Une porte-parole du ministère russe des Affaires étrangères a accusé le Royaume-Uni de s’ingérer dans les affaires intérieures de la Russie en publiant le Sanctions de juillet contre des individus soupçonnés d’être impliqués dans les mauvais traitements et la mort d’un avocat russe du nom de Sergei Magnitsky.
« En réponse aux actions inamicales des autorités britanniques et sur la base du principe de réciprocité, la partie russe a pris la décision d’imposer des sanctions personnelles contre 25 représentants britanniques interdits d’entrée en Fédération de Russie », a déclaré Maria Zakharova dans un communiqué. déclaration.
«Nous appelons à nouveau les dirigeants britanniques à abandonner une ligne de confrontation infondée à l’égard de notre pays.
« Toute démarche hostile ne sera pas laissée sans une réponse proportionnée inévitable. »
La déclaration n’a pas révélé l’identité des 25 Britanniques.
En juillet, Dominic Raab, le ministre des Affaires étrangères, a annoncé qu’un total de 47 personnes, dont les 25 Russes, avaient été inscrites sur une liste de sanctions britanniques.

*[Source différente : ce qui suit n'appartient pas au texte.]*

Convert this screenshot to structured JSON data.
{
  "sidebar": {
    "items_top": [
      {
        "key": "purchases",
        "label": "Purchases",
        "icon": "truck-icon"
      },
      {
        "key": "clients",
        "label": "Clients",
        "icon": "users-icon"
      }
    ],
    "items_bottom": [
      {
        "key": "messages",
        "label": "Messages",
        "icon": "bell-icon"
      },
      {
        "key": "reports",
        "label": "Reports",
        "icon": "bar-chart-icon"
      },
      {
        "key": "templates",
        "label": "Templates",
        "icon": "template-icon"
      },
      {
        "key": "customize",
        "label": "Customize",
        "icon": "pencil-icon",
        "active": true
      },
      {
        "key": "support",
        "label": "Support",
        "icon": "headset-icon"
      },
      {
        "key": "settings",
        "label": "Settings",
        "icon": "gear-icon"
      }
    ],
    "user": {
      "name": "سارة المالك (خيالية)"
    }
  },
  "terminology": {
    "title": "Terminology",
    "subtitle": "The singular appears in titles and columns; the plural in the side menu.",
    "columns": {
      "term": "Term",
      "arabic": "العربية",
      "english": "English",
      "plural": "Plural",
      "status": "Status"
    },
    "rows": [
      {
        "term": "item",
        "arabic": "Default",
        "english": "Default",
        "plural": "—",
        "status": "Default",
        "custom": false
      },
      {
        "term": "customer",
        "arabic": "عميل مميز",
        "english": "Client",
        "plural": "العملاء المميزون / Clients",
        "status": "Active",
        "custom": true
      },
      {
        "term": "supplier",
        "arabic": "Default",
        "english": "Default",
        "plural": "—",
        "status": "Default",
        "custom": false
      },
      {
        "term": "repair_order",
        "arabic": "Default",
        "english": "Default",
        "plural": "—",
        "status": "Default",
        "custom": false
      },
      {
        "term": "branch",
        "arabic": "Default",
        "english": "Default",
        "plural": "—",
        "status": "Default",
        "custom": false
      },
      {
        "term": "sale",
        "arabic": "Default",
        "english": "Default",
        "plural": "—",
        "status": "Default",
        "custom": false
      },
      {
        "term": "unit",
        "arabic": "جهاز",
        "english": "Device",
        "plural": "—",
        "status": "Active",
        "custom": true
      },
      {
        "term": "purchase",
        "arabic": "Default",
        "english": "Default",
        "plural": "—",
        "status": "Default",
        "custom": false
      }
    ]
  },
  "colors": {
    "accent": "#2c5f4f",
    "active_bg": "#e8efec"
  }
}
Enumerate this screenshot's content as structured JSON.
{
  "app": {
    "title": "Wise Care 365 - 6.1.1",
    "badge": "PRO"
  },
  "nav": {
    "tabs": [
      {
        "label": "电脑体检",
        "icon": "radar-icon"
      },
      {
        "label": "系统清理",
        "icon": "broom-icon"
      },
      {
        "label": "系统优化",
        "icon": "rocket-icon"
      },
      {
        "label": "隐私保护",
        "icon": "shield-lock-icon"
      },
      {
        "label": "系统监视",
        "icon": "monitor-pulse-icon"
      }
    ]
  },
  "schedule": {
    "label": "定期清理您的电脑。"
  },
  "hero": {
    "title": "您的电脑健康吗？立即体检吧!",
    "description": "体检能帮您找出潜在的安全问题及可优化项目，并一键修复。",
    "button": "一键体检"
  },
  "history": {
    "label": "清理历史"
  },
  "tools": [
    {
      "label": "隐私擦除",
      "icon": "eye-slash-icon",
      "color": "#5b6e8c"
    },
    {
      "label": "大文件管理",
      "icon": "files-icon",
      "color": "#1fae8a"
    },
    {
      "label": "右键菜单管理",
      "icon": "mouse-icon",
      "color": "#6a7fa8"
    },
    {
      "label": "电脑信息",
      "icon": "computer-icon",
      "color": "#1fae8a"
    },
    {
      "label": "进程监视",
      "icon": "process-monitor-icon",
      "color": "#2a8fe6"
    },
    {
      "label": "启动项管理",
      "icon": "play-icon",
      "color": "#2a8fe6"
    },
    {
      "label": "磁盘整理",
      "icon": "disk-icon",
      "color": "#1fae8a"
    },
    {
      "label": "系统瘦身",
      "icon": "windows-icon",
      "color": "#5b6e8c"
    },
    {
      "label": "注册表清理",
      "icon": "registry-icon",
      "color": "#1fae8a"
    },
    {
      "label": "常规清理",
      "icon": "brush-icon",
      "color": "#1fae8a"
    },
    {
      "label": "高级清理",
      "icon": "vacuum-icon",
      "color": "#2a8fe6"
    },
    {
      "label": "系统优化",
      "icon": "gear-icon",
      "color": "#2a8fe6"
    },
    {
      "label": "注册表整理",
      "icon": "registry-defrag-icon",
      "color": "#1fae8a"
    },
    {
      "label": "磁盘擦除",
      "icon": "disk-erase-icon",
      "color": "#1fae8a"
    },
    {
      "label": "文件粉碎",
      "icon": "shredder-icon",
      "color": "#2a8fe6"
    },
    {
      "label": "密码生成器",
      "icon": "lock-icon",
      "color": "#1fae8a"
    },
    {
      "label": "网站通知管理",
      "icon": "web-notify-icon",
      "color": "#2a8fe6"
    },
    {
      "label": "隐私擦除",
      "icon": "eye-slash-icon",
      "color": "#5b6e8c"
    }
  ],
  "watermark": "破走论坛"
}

Ce groupe a été le premier à avoir été désigné pour des sanctions telles que les interdictions de voyager et le gel des avoirs.

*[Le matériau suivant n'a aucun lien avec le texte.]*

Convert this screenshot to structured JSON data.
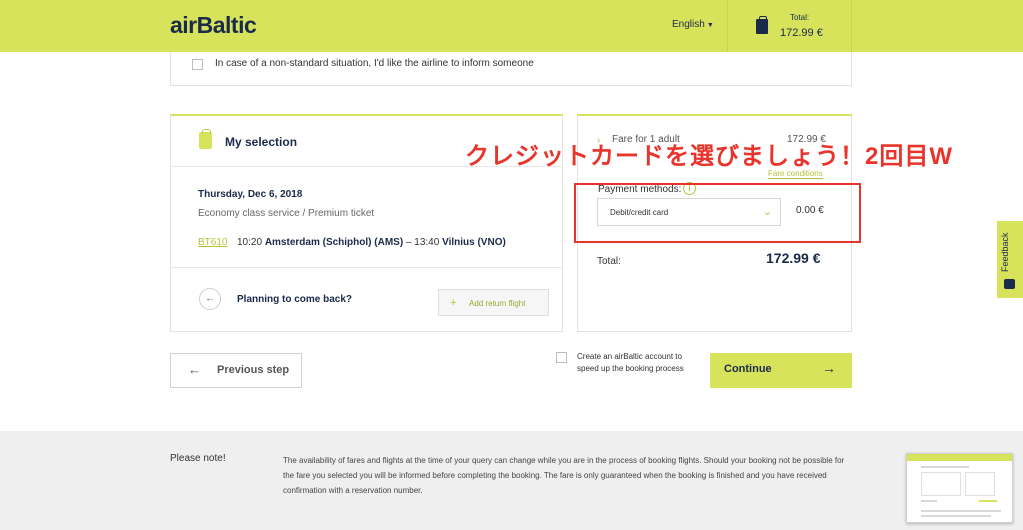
{
  "header": {
    "logo": "airBaltic",
    "language": "English",
    "cart_label": "Total:",
    "cart_total": "172.99 €"
  },
  "notice": {
    "text": "In case of a non-standard situation, I'd like the airline to inform someone"
  },
  "selection": {
    "title": "My selection",
    "date": "Thursday, Dec 6, 2018",
    "class": "Economy class service / Premium ticket",
    "flight_no": "BT610",
    "dep_time": "10:20",
    "dep_airport": "Amsterdam (Schiphol) (AMS)",
    "sep": "–",
    "arr_time": "13:40",
    "arr_airport": "Vilnius (VNO)",
    "return_question": "Planning to come back?",
    "add_return": "Add return flight"
  },
  "fare": {
    "label": "Fare for 1 adult",
    "value": "172.99 €",
    "conditions": "Fare conditions",
    "payment_label": "Payment methods:",
    "payment_selected": "Debit/credit card",
    "payment_fee": "0.00 €",
    "total_label": "Total:",
    "total_value": "172.99 €"
  },
  "annotation": {
    "text": "クレジットカードを選びましょう！2回目W",
    "color": "#e8342b"
  },
  "actions": {
    "previous": "Previous step",
    "account_text": "Create an airBaltic account to speed up the booking process",
    "continue": "Continue"
  },
  "footer": {
    "title": "Please note!",
    "text": "The availability of fares and flights at the time of your query can change while you are in the process of booking flights. Should your booking not be possible for the fare you selected you will be informed before completing the booking. The fare is only guaranteed when the booking is finished and you have received confirmation with a reservation number."
  },
  "feedback": {
    "label": "Feedback"
  },
  "colors": {
    "brand": "#d7e35a",
    "navy": "#1a2a4a",
    "link": "#b6c43a"
  }
}
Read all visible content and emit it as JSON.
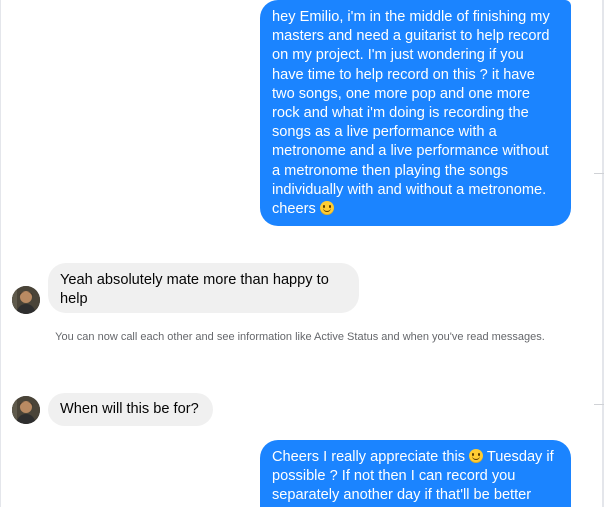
{
  "messages": [
    {
      "direction": "outgoing",
      "text": "hey Emilio, i'm in the middle of finishing my masters and need a guitarist to help record on my project. I'm just wondering if you have time to help record on this ? it have two songs, one more pop and one more rock and what i'm doing is recording the songs as a live performance with a metronome and a live performance without a metronome then playing the songs individually with and without a metronome.",
      "tail": "cheers",
      "emoji": "slightly-smiling-face"
    },
    {
      "direction": "incoming",
      "text": "Yeah absolutely mate more than happy to help"
    },
    {
      "direction": "system",
      "text": "You can now call each other and see information like Active Status and when you've read messages."
    },
    {
      "direction": "incoming",
      "text": "When will this be for?"
    },
    {
      "direction": "outgoing",
      "text_before_emoji": "Cheers I really appreciate this",
      "emoji": "slightly-smiling-face",
      "text_after_emoji": "Tuesday if possible ? If not then I can record you separately another day if that'll be better"
    }
  ],
  "colors": {
    "outgoing_bubble": "#1b84ff",
    "incoming_bubble": "#f0f0f0",
    "system_text": "#65676b"
  }
}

M. Raab a déclaré à l’époque: « Ceux qui ont du sang sur les mains, les voyous des despotes, les hommes de main des dictateurs, ne seront pas libres de valser dans ce pays pour acheter une propriété sur King’s Road, pour faire leurs achats de Noël à Knightsbridge. ou franchement pour siphonner de l’argent sale via les banques britanniques ou d’autres institutions financières. «
Il a également averti que les criminels organisés « ne pourront pas blanchir votre argent du sang dans ce pays ».

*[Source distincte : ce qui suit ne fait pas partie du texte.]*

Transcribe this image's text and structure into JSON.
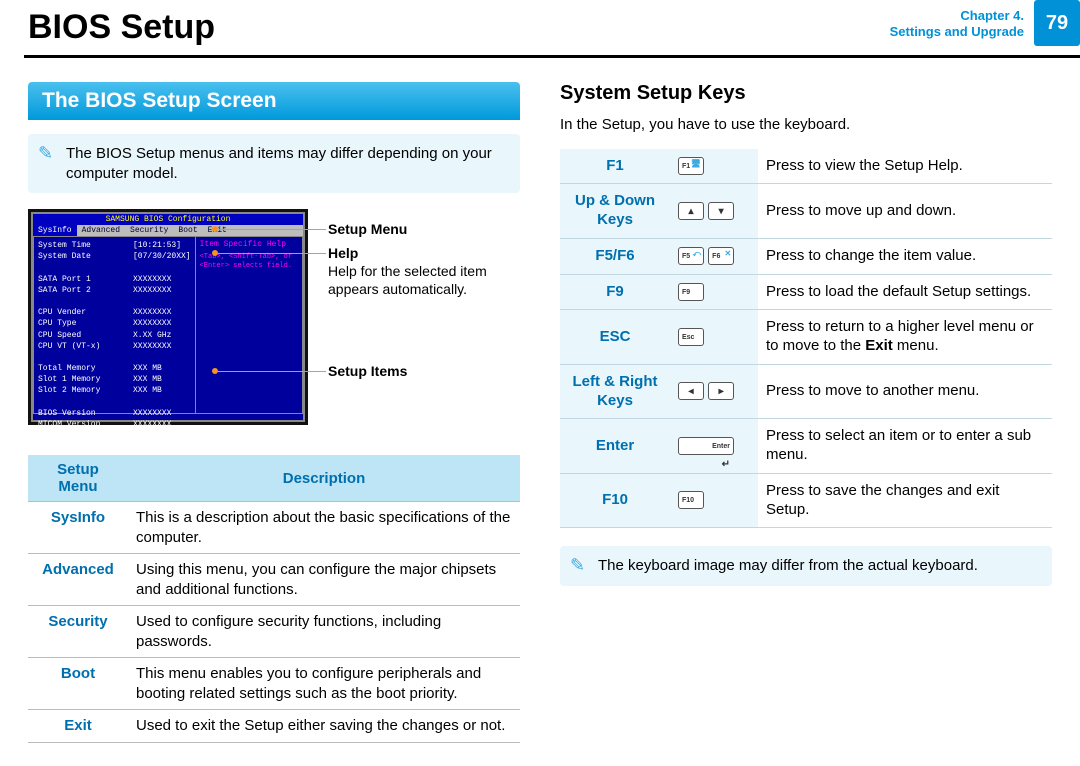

Le plus grand nom russe de la liste est Alexander Bastrykin, dont le comité d’enquête relève directement de M. Poutine.
Il a déjà été mis sur liste noire par les États-Unis et le Canada à la suite de la mort de M. Magnitsky, qui a découvert une fraude fiscale à grande échelle en Russie mais est décédé en prison en 2009 après avoir témoigné contre des fonctionnaires corrompus.
Il prête son nom au « Magnitsky Act » américain, qui impose des sanctions aux auteurs de violations des droits humains.